I do try my best to have boundaries about what I put out into the world when it comes to the people I used to be close with. I realize that not everyone I’ve crossed paths with in life signed up to have a social media platform, and I’m not trying to drag my family and old friends through the mud by name.

I’ll also say that no matter what I do, I feel like a failure. I feel like I failed at our relationship because I can’t make it happy and sugary like before. I feel like I’m exhausting to be around because I can’t let certain things go in conversations. And on a more personal level, I feel like the foundation of everything I stood for is crumbling while rebuilding while crumbling again. I already have an inner critic that is quite loud and constantly tries to say I’m either too much or not enough. So these conversations, these shifts in relationship dynamics, and these moments that feel like tension are just ways that the inner critic doubles down and says, “I told you so.” All of this is why I’m in therapy too.

But know this.

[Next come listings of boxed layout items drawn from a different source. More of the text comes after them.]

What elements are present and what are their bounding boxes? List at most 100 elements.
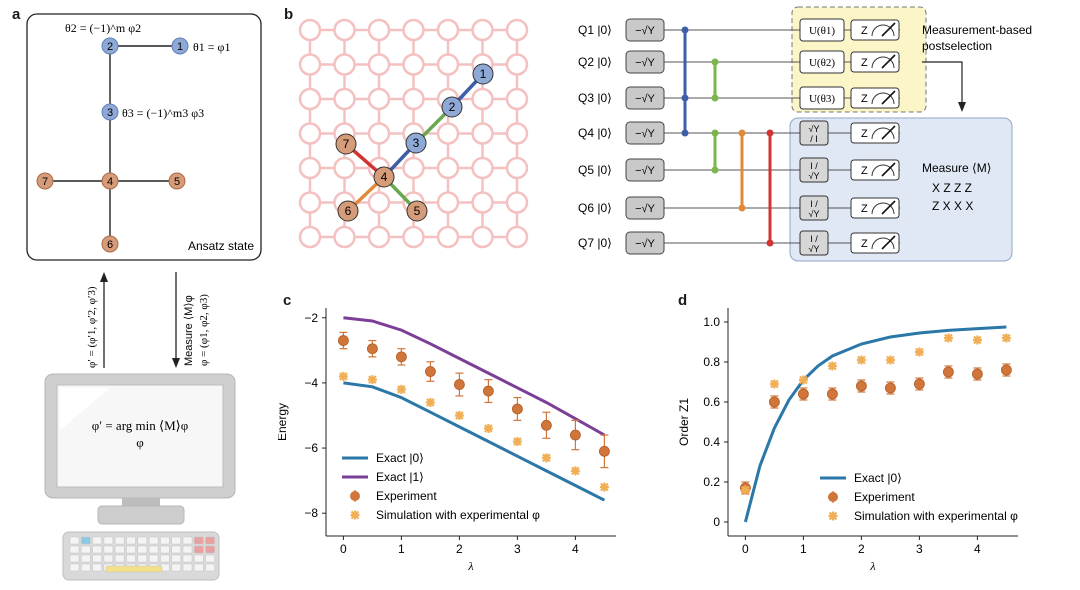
svg-text:3: 3 <box>107 107 113 119</box>
simulation-point <box>570 466 580 476</box>
simulation-point <box>512 437 522 447</box>
experiment-point <box>453 379 465 390</box>
u-gate <box>799 86 845 110</box>
basis-gate-bottom: / I <box>810 134 818 144</box>
simulation-point <box>396 384 406 394</box>
keyboard-key <box>160 545 170 554</box>
lattice-site <box>505 191 529 214</box>
x-tick-label: 1 <box>398 542 405 556</box>
basis-gate <box>799 157 829 183</box>
basis-gate-bottom: √Y <box>809 209 820 219</box>
meter-arc <box>871 24 895 37</box>
lattice-site <box>471 18 494 42</box>
lattice-site <box>471 191 494 214</box>
keyboard-key <box>92 554 102 563</box>
meter-arc <box>871 237 895 250</box>
legend-entry: Exact |0⟩ <box>376 451 424 465</box>
keyboard-key <box>182 554 193 563</box>
lattice-site <box>402 87 425 111</box>
y-axis-label: Order Z1 <box>677 398 691 446</box>
lattice-site <box>505 156 529 180</box>
x-tick-label: 3 <box>514 542 521 556</box>
experiment-point <box>569 429 581 441</box>
simulation-point <box>885 355 895 365</box>
graph-node-6: 6 <box>101 235 119 253</box>
ansatz-state-label: Ansatz state <box>188 239 254 253</box>
keyboard-key <box>137 554 148 563</box>
panel-label-c: c <box>283 292 292 309</box>
lattice-site <box>298 225 322 249</box>
measure-gate <box>850 232 900 254</box>
x-tick-label: 4 <box>572 542 579 556</box>
u-gate-label: U(θ1) <box>809 25 835 37</box>
x-tick-label: 2 <box>858 542 865 556</box>
x-axis-label: λ <box>869 559 875 573</box>
experiment-point <box>1000 364 1012 376</box>
keyboard-key <box>81 563 91 572</box>
operator-xzzz: X Z Z Z <box>932 181 972 195</box>
cz-dot <box>738 129 746 137</box>
legend-swatch <box>350 510 360 520</box>
y-tick-label: 0.4 <box>703 435 720 449</box>
panel-label-d: d <box>678 292 688 309</box>
computer-icon <box>44 373 236 581</box>
simulation-point <box>599 482 609 492</box>
y-axis-label: Energy <box>278 403 289 441</box>
x-tick-label: 0 <box>340 542 347 556</box>
lattice-site <box>367 225 391 249</box>
lattice-site <box>505 225 529 249</box>
theta1-label: θ1 = φ1 <box>193 40 230 54</box>
lattice-site <box>471 87 494 111</box>
init-gate-label: −√Y <box>635 93 655 105</box>
x-axis-label: λ <box>467 559 473 573</box>
y-tick-label: 1.0 <box>703 315 720 329</box>
keyboard-key <box>92 563 102 572</box>
meter-arc <box>871 127 895 140</box>
basis-gate <box>799 195 829 221</box>
legend-swatch <box>828 511 838 521</box>
measure-gate <box>850 19 900 41</box>
lattice-site <box>505 53 529 76</box>
qubit-label: Q4 |0⟩ <box>578 126 612 140</box>
quantum-circuit: Measurement-based postselection Measure … <box>578 6 1032 262</box>
meter-needle <box>881 90 896 105</box>
legend-swatch <box>828 492 838 502</box>
postselection-arrow <box>922 61 963 106</box>
lattice-site <box>471 225 494 249</box>
meter-needle <box>881 162 896 177</box>
meter-needle <box>881 54 896 69</box>
lattice-site <box>367 122 391 145</box>
lattice-site <box>505 18 529 42</box>
experiment-point <box>942 366 954 378</box>
theta3-label: θ3 = (−1)^m3 φ3 <box>122 106 204 120</box>
lattice-site <box>367 87 391 111</box>
simulation-point <box>943 333 953 343</box>
cz-dot <box>681 129 689 137</box>
init-gate <box>625 86 665 110</box>
lattice-qubit-3 <box>405 132 427 154</box>
measure-box <box>789 117 1013 262</box>
lattice-diagram: 1 2 3 4 5 6 7 <box>298 18 529 249</box>
simulation-point <box>827 361 837 371</box>
lattice-site <box>436 156 460 180</box>
simulation-point <box>914 347 924 357</box>
keyboard-key <box>114 554 125 563</box>
meter-needle <box>881 200 896 215</box>
qubit-label: Q3 |0⟩ <box>578 91 612 105</box>
keyboard-key <box>194 536 204 545</box>
keyboard-key <box>194 545 204 554</box>
order-chart: 0 1 2 3 4 0 0.2 0.4 0.6 0.8 1.0 λ Order Z1 Exact |0⟩ E… <box>677 308 1018 573</box>
graph-node-2: 2 <box>101 37 119 55</box>
legend-entry: Simulation with experimental φ <box>376 508 540 522</box>
basis-gate-bottom: √Y <box>809 244 820 254</box>
lattice-qubit-1 <box>472 63 494 85</box>
simulation-point <box>1001 333 1011 343</box>
graph-node-3: 3 <box>101 103 119 121</box>
measure-gate-label: Z <box>861 165 868 177</box>
postselection-label-1: Measurement-based <box>922 23 1032 37</box>
lattice-qubit-label: 2 <box>449 100 456 114</box>
basis-gate-top: √Y <box>809 124 820 134</box>
lattice-qubit-6 <box>337 200 359 222</box>
keyboard-key <box>171 563 181 572</box>
y-tick-label: −6 <box>304 441 318 455</box>
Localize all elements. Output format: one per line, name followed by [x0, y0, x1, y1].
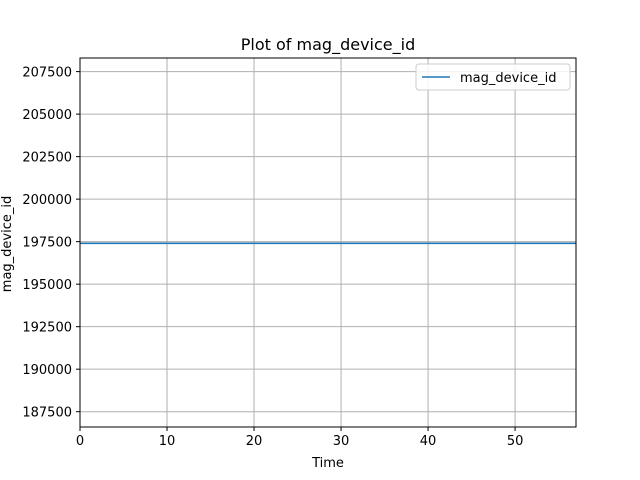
y-tick-label: 205000 — [22, 108, 72, 123]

I am slowly starting to grasp that I don’t need to apologize for becoming a more true version of who I already was. Every single day I feel one step closer to finding contentment in a space that prioritizes harm reduction and inclusivity over loyalty to a deacon, doctrine, or denomination. For so long, I relied on others to tell me who I should be, and now I realize that who I am was in me all along.

So please understand if I’m a bit more guarded these days. I need to have agency over how my story gets out there and who I trust to hold space for it. Please understand why I’m hurt by the articles you’re sending me. They aren’t written by people who know this journey like I do. Please understand if I’m resistant to prayer. I spent a lot of my life not understanding what consent looks like and the least you can do is ask for consent before you pray the way I might not want you to. Please understand if I’ve closed my Bible for a while. My brain is scrambled with how manipulated I was into believing it said things that it actually doesn’t say. And please understand if I don’t want to read the same authors anymore. I spent decades reading those authors and I know what they have to say. I need to pay attention to the voices that were silenced for centuries.

I don’t know what else to say, except that sometimes the most difficult part of a painful journey is trying to help those around me understand what I need to feel loved, supported, heard, and seen while I’m on it. But this is me, trying to help you understand.

And know that the moment you’re ready to listen to, sit with, unpack, acknowledge, and address the harm, I will have my London Fog ready. You can even bring coffee.